The world loves Sydney. Australians aren’t that fussed

Each day an average of 129 people leave Sydney for elsewhere in Australia. Only 85 move the other way.

While foreign immigrants continue to descend on Sydney, making it their gap-year playground, lifestyle retreat or refuge from danger, Australian residents would prefer to be elsewhere.

Behind the city’s well-publicised population growth is a little-known fact: Sydney loses more people to the rest of Australia than it gains, and has done so for more than four decades.

In fact, Census data collated exclusively for the Herald shows Sydney has lost people to every Australian capital city and state over the past 45 years on a net basis.

All up Sydney has lost net 716,832 people to the rest of Australia since 1971.Source: Census figures 1976-2016 comparing current address to five years prior

The city keeps growing due to its healthy birth rate and the fact it is a prime destination for foreign immigrants.

But the combination of an international inflow with a domestic outflow has radically shifted the city’s demographics.

In 1976, less than one in four Sydneysiders was foreign born. Forty years later the figure is nearly 40 per cent. 

    Where Sydneysiders come from and go to

    Every five years, the Census asks Australians where they’re living and where they lived five years ago.

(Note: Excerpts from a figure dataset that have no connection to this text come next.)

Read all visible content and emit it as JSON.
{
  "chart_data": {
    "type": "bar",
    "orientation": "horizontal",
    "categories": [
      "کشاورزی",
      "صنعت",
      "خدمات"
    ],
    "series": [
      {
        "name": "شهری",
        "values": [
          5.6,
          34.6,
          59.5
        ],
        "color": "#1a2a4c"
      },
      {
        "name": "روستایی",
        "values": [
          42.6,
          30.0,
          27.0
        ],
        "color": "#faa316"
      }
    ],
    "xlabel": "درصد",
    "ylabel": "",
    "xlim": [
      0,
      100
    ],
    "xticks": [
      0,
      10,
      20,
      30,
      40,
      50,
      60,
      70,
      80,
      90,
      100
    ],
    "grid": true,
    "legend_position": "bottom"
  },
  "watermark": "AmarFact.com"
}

    These provide snapshots of domestic migration trends over time, without capturing those who might come and go from a city inside the five years between censuses.

    Of the 2.1 million people recorded as having left Sydney for other parts of Australia since 1971, nearly half moved to regional NSW.

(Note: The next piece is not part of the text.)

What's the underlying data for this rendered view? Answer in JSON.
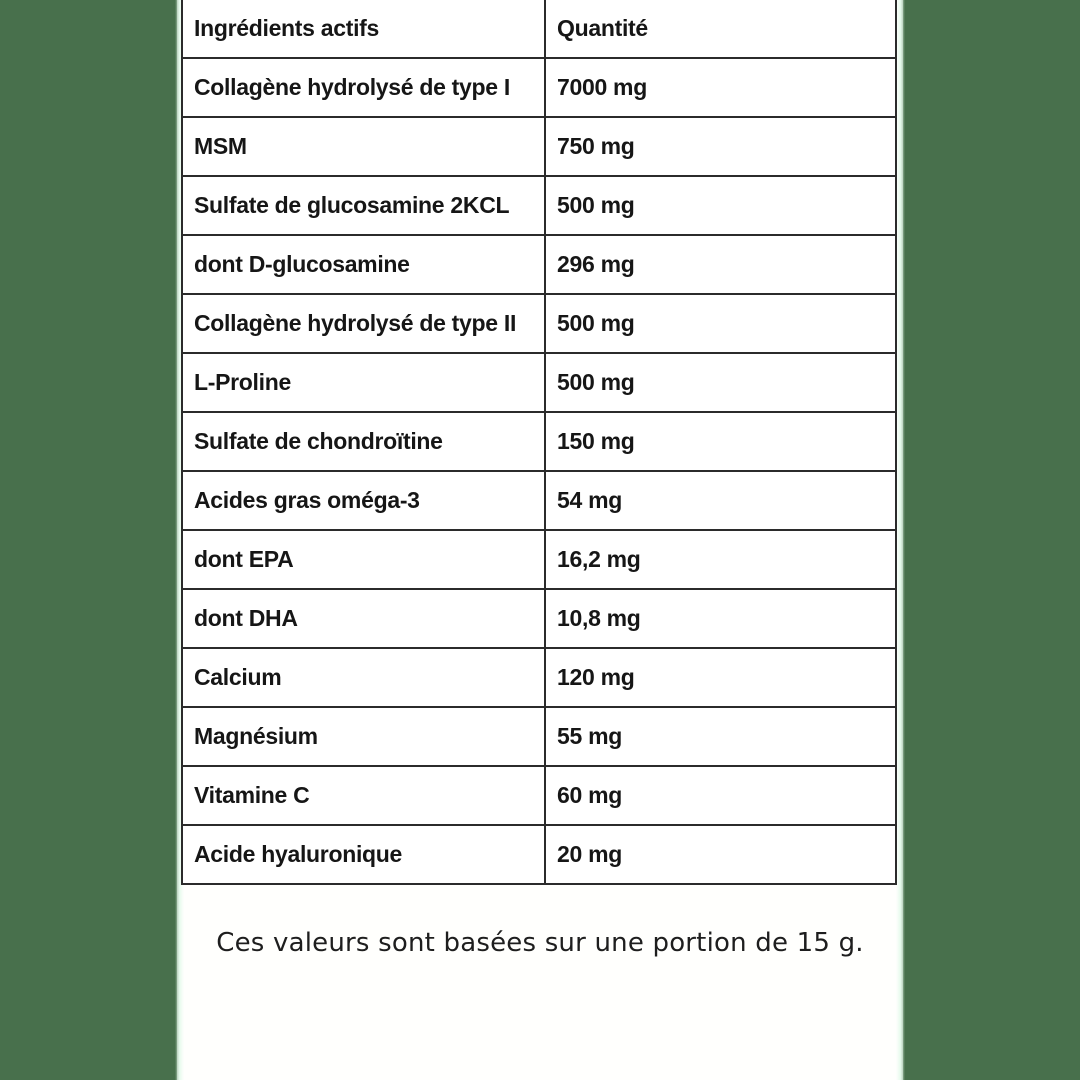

    This is part of a constant back-and-forth as people move to the city for work or education, and move out at different life stages. That said, 340,000 more people have left than arrived.

    In an urbanising world, only Sydney and Adelaide among Australian capitals have lost residents domestically over the past 20 years. Darwin has remained flat. Brisbane has boomed – thanks largely to the influx of Sydneysiders.

    More than half a million people have flocked from Sydney north of the border since 1971, nearly half of them to Brisbane.